3. Slaat met zijn rechterhand ritmisch de snaren aan.



De melodie en het ritme zijn zeer herkenbaar en vereisen weinig uitleg.
Het is die linkerhand, de harmonie, die ik nader wil illustreren.

Harmonie als bouwsteen.
Onze westerse muziek is gebaseerd op toonladders. Een toonladder is een
reeks van acht tonen met vaste afstanden daartussen.
Iedereen kent do-re-mi-fa-sol-la-si-do. In het geval van deze ladder zijn de
toonsafstanden als volgt: (ill. 1)



Op de gitaarhals kun je dit heel eenvoudig zien. De hele
afstand is twee frets, de halve is een fret. Probeer het maar eens met één snaar.

De afstanden tussen de eerste noot van de ladder en een andere noot uit
die ladder hebben namen. Om dit uit te leggen is het makkelijker om de
toonladder weer te geven in letters van het alfabet. In het geval van
do-re-mi: c d e f g a b c.

c noemen we hier de grondtoon of prime
c - d = secunde
c - e = terts
c - f = kwart
c - g = kwint
c - a = sext
c - b = septiem
c - c = oktaaf    (ill. 2)



Vanuit deze ladder, "de majeur-ladder van C", kunnen we andere ladders
afleiden. Elk met verschillende afstanden. Het zijn de zogenaamde
Kerktoonladders, gewoon een letter verder beginnen en doortellen: (ill. 3)

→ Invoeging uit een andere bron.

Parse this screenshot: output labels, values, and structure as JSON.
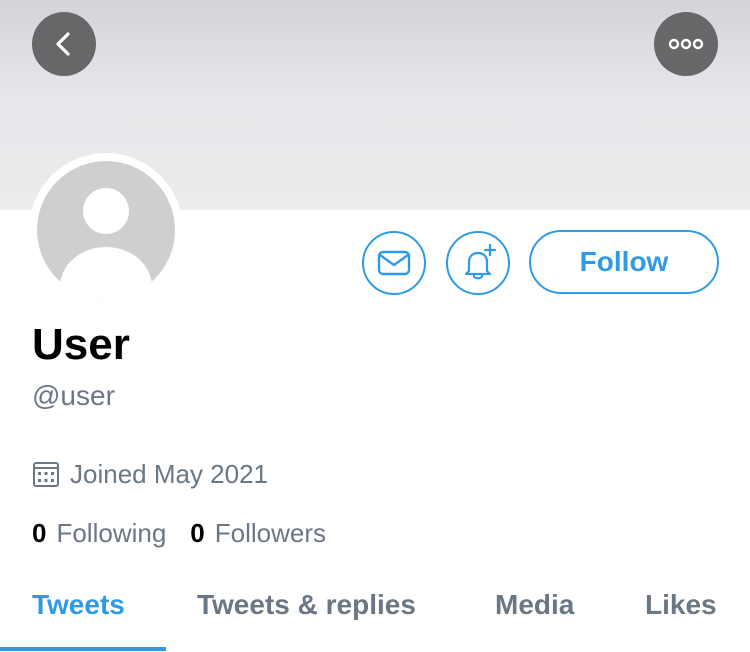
{
  "header": {
    "back_icon": "chevron-left-icon",
    "more_icon": "more-horizontal-icon"
  },
  "profile": {
    "display_name": "User",
    "handle": "@user",
    "joined": "Joined May 2021",
    "following_count": "0",
    "following_label": "Following",
    "followers_count": "0",
    "followers_label": "Followers"
  },
  "actions": {
    "message_icon": "envelope-icon",
    "notify_icon": "bell-plus-icon",
    "follow_label": "Follow"
  },
  "tabs": [
    {
      "label": "Tweets",
      "active": true
    },
    {
      "label": "Tweets & replies",
      "active": false
    },
    {
      "label": "Media",
      "active": false
    },
    {
      "label": "Likes",
      "active": false
    }
  ],
  "colors": {
    "accent": "#2f9ae5",
    "secondary_text": "#6b7784",
    "banner": "#e6e7ea"
  }
}
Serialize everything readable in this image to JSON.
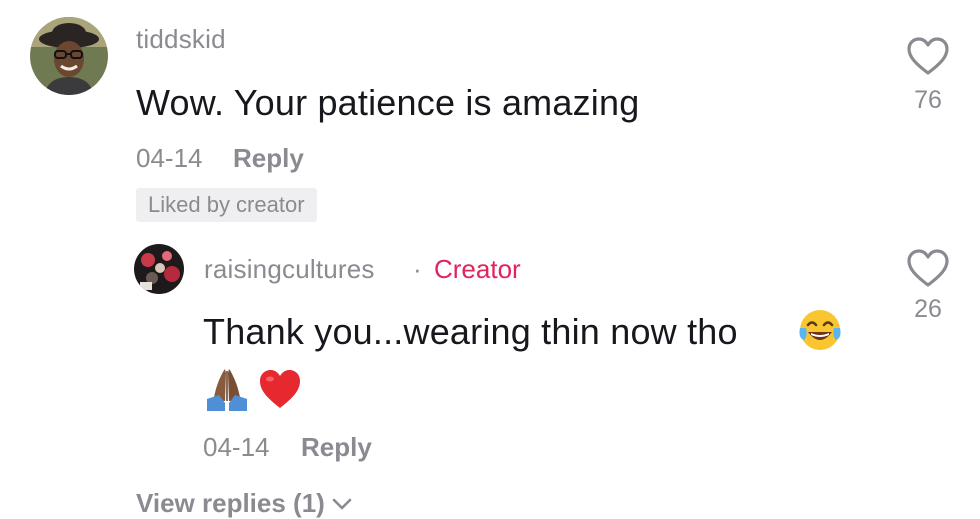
{
  "comment": {
    "username": "tiddskid",
    "text": "Wow. Your patience is amazing",
    "date": "04-14",
    "reply_label": "Reply",
    "liked_badge": "Liked by creator",
    "like_count": "76"
  },
  "reply": {
    "username": "raisingcultures",
    "separator": "·",
    "creator_label": "Creator",
    "text": "Thank you...wearing thin now tho",
    "emojis": [
      "face-with-tears-of-joy-icon",
      "folded-hands-icon",
      "red-heart-icon"
    ],
    "date": "04-14",
    "reply_label": "Reply",
    "like_count": "26"
  },
  "view_replies_label": "View replies (1)",
  "colors": {
    "meta_gray": "#8a8b91",
    "text_dark": "#16181d",
    "creator_red": "#e0245e",
    "badge_bg": "#efeff1"
  }
}
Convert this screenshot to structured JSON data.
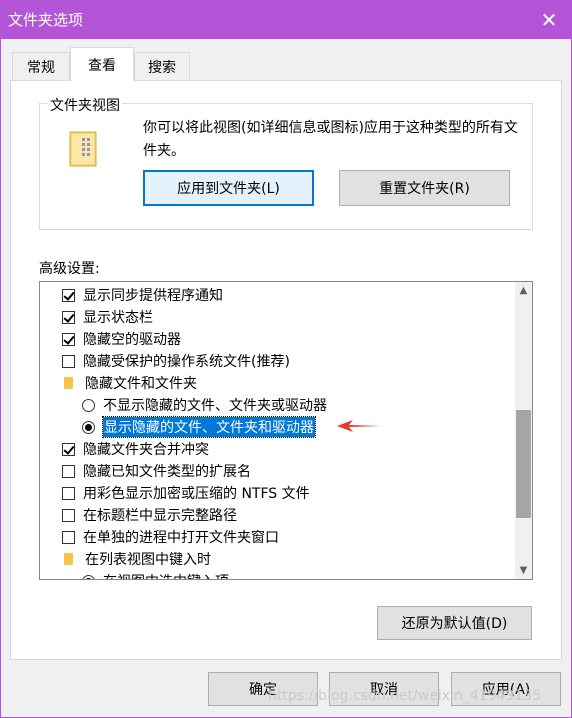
{
  "window": {
    "title": "文件夹选项",
    "close_icon": "close-icon"
  },
  "tabs": [
    {
      "label": "常规"
    },
    {
      "label": "查看"
    },
    {
      "label": "搜索"
    }
  ],
  "folder_views": {
    "group_label": "文件夹视图",
    "description": "你可以将此视图(如详细信息或图标)应用于这种类型的所有文件夹。",
    "apply_button": "应用到文件夹(L)",
    "reset_button": "重置文件夹(R)"
  },
  "advanced": {
    "label": "高级设置:",
    "items": [
      {
        "type": "checkbox",
        "checked": true,
        "label": "显示同步提供程序通知"
      },
      {
        "type": "checkbox",
        "checked": true,
        "label": "显示状态栏"
      },
      {
        "type": "checkbox",
        "checked": true,
        "label": "隐藏空的驱动器"
      },
      {
        "type": "checkbox",
        "checked": false,
        "label": "隐藏受保护的操作系统文件(推荐)"
      },
      {
        "type": "folder",
        "label": "隐藏文件和文件夹"
      },
      {
        "type": "radio",
        "checked": false,
        "label": "不显示隐藏的文件、文件夹或驱动器"
      },
      {
        "type": "radio",
        "checked": true,
        "label": "显示隐藏的文件、文件夹和驱动器",
        "selected": true
      },
      {
        "type": "checkbox",
        "checked": true,
        "label": "隐藏文件夹合并冲突"
      },
      {
        "type": "checkbox",
        "checked": false,
        "label": "隐藏已知文件类型的扩展名"
      },
      {
        "type": "checkbox",
        "checked": false,
        "label": "用彩色显示加密或压缩的 NTFS 文件"
      },
      {
        "type": "checkbox",
        "checked": false,
        "label": "在标题栏中显示完整路径"
      },
      {
        "type": "checkbox",
        "checked": false,
        "label": "在单独的进程中打开文件夹窗口"
      },
      {
        "type": "folder",
        "label": "在列表视图中键入时"
      },
      {
        "type": "radio",
        "checked": true,
        "label": "在视图中选中键入项"
      }
    ],
    "restore_button": "还原为默认值(D)"
  },
  "footer": {
    "ok": "确定",
    "cancel": "取消",
    "apply": "应用(A)"
  },
  "watermark": "https://blog.csdn.net/weixin_41949135",
  "colors": {
    "titlebar": "#b455d8",
    "accent": "#0078d7",
    "annotation": "#e53935"
  }
}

Toonladders heb je nodig om akkoorden te maken; dat zijn dan die klanken
waarmee Frank zichzelf begeleidt. En welke hij op de gitaar vormt met zijn linkerhand.

Akkoorden.
In theorie: een akkoord is een samenklank van minimaal drie noten uit een
toonladder, namelijk de grondtoon, de terts en de kwint. Uiteraard kun je hieraan noten toevoegen, dat komt later ter sprake.
Een akkoord kan mineur of majeur zijn:
Mineur klinkt somber, droevig, gesloten.
Majeur klinkt vrolijk en open.

Dit belangrijke verschil wordt bepaald door de afstand tussen de grondtoon en de
derde noot van de ladder, de terts. Is deze groot (twee hele afstanden)
dan heb je een majeur-ladder en dus een majeur-akkoord. Dit heet 'grote terts.'
Is de afstand klein (anderhalve afstand) dan heb je een mineur-ladder en dus een mineur-akkoord. Dit heet 'kleine terts'.

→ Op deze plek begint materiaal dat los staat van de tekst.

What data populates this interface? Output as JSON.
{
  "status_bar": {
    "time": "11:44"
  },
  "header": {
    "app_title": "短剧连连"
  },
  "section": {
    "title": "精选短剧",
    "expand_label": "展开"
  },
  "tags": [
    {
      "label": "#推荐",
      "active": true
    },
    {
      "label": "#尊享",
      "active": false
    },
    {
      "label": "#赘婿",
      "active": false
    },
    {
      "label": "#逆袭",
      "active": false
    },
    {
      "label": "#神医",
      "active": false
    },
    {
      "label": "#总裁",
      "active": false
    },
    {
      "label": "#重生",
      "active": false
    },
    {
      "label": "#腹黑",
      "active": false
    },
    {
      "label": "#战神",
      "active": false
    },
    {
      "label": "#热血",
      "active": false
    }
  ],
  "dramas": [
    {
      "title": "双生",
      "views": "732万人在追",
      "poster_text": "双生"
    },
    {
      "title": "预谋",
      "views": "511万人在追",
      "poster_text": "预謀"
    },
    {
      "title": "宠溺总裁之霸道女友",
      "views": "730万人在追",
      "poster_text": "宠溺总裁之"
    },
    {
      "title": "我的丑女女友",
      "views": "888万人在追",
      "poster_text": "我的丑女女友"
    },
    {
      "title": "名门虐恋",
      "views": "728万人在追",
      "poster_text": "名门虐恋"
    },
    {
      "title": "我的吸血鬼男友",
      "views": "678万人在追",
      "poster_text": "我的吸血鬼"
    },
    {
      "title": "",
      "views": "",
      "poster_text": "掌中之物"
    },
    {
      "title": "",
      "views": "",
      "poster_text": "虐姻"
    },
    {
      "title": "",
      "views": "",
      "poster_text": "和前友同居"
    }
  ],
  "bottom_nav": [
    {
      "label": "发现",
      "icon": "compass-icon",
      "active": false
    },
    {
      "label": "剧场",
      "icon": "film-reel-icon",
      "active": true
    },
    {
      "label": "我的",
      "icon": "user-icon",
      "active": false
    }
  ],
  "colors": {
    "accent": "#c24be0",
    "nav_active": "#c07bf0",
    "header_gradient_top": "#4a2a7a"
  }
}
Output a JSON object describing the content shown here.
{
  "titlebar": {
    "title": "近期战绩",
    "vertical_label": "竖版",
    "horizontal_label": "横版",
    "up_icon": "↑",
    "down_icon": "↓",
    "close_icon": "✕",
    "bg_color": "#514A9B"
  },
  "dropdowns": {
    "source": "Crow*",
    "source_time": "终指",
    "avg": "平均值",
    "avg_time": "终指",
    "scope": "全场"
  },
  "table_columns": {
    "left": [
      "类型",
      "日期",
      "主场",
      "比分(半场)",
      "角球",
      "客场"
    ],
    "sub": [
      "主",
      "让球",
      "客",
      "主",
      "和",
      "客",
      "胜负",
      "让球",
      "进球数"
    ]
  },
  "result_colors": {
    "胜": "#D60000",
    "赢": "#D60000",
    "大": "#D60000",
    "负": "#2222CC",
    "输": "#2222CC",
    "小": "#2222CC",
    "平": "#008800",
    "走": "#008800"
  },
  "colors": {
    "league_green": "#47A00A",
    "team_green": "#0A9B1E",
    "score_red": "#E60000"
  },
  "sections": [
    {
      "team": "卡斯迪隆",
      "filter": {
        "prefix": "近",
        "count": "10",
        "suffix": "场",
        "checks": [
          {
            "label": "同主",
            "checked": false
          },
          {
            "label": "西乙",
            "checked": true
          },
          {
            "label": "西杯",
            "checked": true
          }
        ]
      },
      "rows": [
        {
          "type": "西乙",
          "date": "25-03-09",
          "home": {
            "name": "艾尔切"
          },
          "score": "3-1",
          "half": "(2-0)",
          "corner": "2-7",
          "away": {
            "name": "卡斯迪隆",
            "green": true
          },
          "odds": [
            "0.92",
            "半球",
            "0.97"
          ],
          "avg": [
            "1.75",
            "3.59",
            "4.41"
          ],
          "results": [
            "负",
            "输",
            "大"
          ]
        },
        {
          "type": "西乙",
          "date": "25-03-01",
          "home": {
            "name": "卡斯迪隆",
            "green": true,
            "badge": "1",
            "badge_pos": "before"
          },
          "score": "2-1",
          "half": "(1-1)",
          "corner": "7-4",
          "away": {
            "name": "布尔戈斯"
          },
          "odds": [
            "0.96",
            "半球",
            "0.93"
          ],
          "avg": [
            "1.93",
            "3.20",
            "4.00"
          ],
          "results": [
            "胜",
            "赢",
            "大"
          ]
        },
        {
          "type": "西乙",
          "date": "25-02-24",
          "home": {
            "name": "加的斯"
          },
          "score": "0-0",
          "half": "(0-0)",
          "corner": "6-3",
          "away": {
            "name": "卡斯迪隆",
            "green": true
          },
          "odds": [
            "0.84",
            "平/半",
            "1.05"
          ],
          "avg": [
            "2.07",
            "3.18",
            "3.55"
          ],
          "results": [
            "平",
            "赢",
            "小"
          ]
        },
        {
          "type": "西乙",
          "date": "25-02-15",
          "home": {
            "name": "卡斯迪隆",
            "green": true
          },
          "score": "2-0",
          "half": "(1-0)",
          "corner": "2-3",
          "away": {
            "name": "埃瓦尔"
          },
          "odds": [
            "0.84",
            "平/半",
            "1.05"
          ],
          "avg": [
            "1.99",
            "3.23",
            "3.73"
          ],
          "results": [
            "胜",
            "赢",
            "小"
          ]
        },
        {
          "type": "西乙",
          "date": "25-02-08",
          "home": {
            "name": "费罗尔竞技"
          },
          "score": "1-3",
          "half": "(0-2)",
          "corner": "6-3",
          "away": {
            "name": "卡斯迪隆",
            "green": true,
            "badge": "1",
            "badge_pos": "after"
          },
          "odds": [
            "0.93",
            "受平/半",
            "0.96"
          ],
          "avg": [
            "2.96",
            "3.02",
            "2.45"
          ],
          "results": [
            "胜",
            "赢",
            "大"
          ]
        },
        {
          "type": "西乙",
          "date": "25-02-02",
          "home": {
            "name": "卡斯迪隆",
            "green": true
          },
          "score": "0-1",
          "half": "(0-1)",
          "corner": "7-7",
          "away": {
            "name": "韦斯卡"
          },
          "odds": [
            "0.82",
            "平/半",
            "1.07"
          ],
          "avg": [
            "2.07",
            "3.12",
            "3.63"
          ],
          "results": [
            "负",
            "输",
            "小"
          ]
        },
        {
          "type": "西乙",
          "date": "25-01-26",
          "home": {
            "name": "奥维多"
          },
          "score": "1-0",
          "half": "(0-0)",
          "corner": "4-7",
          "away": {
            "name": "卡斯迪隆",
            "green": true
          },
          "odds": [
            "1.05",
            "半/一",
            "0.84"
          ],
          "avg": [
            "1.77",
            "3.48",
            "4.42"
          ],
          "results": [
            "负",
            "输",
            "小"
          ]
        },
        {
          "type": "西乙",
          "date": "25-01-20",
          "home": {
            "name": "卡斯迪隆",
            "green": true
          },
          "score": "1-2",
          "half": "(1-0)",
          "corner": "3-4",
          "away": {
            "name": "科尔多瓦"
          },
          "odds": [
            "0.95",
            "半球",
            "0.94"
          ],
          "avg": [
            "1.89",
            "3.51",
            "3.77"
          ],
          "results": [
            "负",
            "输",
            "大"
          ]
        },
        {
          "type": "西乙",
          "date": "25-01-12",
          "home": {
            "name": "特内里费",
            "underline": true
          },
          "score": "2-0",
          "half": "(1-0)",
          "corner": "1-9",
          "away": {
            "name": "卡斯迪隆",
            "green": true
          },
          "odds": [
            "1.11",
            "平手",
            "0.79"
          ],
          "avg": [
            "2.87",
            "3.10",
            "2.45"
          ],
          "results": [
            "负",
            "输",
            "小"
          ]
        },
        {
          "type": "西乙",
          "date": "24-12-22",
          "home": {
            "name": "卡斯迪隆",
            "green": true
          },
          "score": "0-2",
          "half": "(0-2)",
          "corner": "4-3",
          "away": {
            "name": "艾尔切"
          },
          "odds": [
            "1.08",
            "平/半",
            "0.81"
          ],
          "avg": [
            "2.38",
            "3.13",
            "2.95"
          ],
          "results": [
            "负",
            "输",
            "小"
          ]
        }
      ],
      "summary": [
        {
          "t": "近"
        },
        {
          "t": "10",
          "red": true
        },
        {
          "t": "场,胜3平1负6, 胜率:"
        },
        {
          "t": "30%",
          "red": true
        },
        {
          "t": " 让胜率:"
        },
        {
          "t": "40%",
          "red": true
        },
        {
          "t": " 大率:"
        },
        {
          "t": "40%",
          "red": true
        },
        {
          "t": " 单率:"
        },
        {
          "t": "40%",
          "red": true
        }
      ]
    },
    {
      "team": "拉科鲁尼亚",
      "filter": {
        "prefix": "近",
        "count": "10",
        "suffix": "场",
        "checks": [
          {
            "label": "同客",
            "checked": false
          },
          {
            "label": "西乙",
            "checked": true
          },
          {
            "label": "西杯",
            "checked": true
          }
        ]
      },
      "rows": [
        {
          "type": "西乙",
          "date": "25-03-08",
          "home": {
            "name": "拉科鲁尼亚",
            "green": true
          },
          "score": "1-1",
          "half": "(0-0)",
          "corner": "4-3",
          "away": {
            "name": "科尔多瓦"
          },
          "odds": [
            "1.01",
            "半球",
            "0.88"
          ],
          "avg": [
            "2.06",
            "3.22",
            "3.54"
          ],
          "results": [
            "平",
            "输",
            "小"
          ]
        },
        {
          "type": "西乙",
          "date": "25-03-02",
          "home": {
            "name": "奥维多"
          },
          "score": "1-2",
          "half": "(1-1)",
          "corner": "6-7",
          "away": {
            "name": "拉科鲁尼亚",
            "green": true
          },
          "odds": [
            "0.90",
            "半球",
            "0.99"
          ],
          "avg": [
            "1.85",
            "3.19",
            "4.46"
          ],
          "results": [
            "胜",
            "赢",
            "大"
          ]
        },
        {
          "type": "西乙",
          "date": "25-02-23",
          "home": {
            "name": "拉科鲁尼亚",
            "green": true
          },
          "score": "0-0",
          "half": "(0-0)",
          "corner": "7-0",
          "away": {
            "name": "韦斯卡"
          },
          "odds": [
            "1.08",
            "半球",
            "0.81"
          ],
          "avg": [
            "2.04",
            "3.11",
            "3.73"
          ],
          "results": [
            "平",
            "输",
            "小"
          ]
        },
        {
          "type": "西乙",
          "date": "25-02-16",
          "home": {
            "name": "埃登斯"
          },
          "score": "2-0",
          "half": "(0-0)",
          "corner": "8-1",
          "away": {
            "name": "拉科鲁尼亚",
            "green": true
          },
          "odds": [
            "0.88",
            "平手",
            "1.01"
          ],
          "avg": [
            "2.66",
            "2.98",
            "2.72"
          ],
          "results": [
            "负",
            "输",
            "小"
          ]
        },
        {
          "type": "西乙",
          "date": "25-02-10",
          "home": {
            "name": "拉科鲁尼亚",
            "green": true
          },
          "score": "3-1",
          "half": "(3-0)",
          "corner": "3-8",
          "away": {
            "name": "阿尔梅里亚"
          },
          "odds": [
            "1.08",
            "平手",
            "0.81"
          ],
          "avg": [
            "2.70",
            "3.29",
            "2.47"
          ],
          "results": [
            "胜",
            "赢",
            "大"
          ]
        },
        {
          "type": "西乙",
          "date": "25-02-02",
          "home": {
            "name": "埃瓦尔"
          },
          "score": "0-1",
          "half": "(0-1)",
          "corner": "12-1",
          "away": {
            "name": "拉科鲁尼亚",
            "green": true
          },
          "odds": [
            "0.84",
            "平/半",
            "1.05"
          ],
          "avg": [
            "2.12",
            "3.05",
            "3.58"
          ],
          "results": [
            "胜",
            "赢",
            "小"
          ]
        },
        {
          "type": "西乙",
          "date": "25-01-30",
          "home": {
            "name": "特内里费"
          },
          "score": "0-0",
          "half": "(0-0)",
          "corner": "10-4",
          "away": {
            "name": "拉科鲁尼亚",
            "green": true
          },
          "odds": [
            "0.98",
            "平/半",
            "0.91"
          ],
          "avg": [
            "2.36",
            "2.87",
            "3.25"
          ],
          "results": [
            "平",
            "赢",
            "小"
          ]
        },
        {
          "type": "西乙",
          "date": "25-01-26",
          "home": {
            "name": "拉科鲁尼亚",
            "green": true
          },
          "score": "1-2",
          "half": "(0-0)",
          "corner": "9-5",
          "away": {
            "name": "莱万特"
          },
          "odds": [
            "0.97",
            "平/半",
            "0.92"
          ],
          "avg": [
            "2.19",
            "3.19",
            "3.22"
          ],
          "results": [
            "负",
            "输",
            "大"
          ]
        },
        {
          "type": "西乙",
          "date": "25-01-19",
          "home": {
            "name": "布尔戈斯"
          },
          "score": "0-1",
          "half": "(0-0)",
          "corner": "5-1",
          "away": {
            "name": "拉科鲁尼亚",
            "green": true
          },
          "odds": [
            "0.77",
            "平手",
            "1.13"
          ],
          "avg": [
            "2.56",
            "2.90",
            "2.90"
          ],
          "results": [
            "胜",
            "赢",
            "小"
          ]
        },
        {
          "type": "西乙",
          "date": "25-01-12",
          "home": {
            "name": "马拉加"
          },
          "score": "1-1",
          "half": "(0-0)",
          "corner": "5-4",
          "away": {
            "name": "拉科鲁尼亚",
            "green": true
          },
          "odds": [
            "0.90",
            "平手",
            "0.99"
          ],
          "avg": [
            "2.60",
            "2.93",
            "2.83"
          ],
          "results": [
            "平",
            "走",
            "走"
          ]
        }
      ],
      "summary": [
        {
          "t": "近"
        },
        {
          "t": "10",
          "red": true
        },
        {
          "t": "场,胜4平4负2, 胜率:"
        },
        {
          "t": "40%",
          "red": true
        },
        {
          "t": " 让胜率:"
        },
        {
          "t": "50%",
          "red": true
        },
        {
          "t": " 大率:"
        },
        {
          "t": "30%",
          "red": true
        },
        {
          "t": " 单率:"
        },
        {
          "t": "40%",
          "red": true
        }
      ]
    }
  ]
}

Kijkend naar de uitgeschreven ladders die afgeleid worden van de
majeur-toonladder van C, zien we het volgende.

c--d--e-f--g--a--b-c = majeur I trap CM
d--e-f--g--a--b-c--d = mineur II trap Dm
e-f--g--a--b-c--d--e = mineur III trap Em
f--g--a--b-c--d--e-f = majeur IV trap FM
g--a--b-c--d--e-f--g = majeur V trap GM
a--b-c--d--e-f--g--a = mineur VI trap Am
b-c--d--e-f--g--a--b = mineur VII trap Bm (!)

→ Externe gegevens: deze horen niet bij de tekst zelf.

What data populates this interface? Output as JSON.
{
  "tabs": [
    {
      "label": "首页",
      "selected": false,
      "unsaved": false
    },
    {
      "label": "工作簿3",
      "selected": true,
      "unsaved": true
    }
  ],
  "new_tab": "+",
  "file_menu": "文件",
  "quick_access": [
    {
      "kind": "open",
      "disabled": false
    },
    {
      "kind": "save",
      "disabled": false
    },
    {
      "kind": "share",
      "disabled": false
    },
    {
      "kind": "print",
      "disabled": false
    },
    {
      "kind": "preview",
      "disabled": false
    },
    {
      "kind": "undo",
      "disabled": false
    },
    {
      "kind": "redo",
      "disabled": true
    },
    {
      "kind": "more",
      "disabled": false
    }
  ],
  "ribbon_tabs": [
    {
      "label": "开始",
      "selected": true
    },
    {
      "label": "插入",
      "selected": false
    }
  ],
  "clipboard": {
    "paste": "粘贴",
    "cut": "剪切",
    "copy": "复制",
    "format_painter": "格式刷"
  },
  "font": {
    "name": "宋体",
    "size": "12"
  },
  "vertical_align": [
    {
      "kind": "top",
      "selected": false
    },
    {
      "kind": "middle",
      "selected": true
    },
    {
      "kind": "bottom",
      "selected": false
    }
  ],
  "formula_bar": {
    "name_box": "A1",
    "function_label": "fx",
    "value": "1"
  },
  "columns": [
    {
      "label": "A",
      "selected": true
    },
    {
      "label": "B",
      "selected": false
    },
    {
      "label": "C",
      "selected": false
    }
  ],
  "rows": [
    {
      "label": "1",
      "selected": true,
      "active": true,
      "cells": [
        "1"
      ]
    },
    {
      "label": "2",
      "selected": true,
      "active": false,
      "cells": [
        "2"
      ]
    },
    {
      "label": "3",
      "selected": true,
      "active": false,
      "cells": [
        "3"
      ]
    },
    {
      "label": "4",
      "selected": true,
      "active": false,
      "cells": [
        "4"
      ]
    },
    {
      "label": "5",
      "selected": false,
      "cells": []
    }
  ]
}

De akkoorden die zo per ladder ontstaan, noemen we trappen en benoemen we
met Romeinse cijfers.We zeggen 'eerste trap, tweede trap enz.' Mineur en
majeur geven we aan met respectievelijk 'm' en 'M'.

De verschillende trappen hebben onderling in een lied een functie. De
eerste en de zesde trap hebben bijvoorbeeld een grondtoonfunctie (rust).
Andere trappen hebben een doorgangsfunctie; ze leiden naar het volgende
akkoord. De vijfde trap wil bijv. terug naar de eerste.
Een veelgebruikte, sterke verbinding is de 'kwartensprong' (kwart omhoog of omlaag). Denk hierbij aan het WIL-HELmus.
In veel liedjes vind je de zgn. 'drie-akkoorden-theorie' terug: het
combineren van de eerste, vierde en vijfde trap. De Blues, toch de basis
van de rockmuziek, is bijvoorbeeld bijna geheel op de
drie-akkoorden-theorie gebaseerd.

Toevoegingen.
Ik heb al de eventuele toevoegingen binnen akkoorden genoemd. Ook zij
hebben een functie; ze kunnen sfeer toevoegen. Hier kun je in liedjes
gebruik van maken.
Laat je de terts weg en speel je in plaats daarvan een kwart, dan heb je
een akkoord dat noch mineur noch majeur is (..sus4 = suspended fourth).
Ook kun je een secunde toevoegen (..2), of na het oktaaf doortellen en de
negende noot toevoegen (..9). Dat is dan diezelfde tweede noot van de
ladder, maar een oktaaf hoger. Toevoegingen als het septiem (..7) klinken
vragend en dwingend en leiden vaak weer naar de grondtoon (trap I). Een
sext (..6) erbij heeft weer een ander effect.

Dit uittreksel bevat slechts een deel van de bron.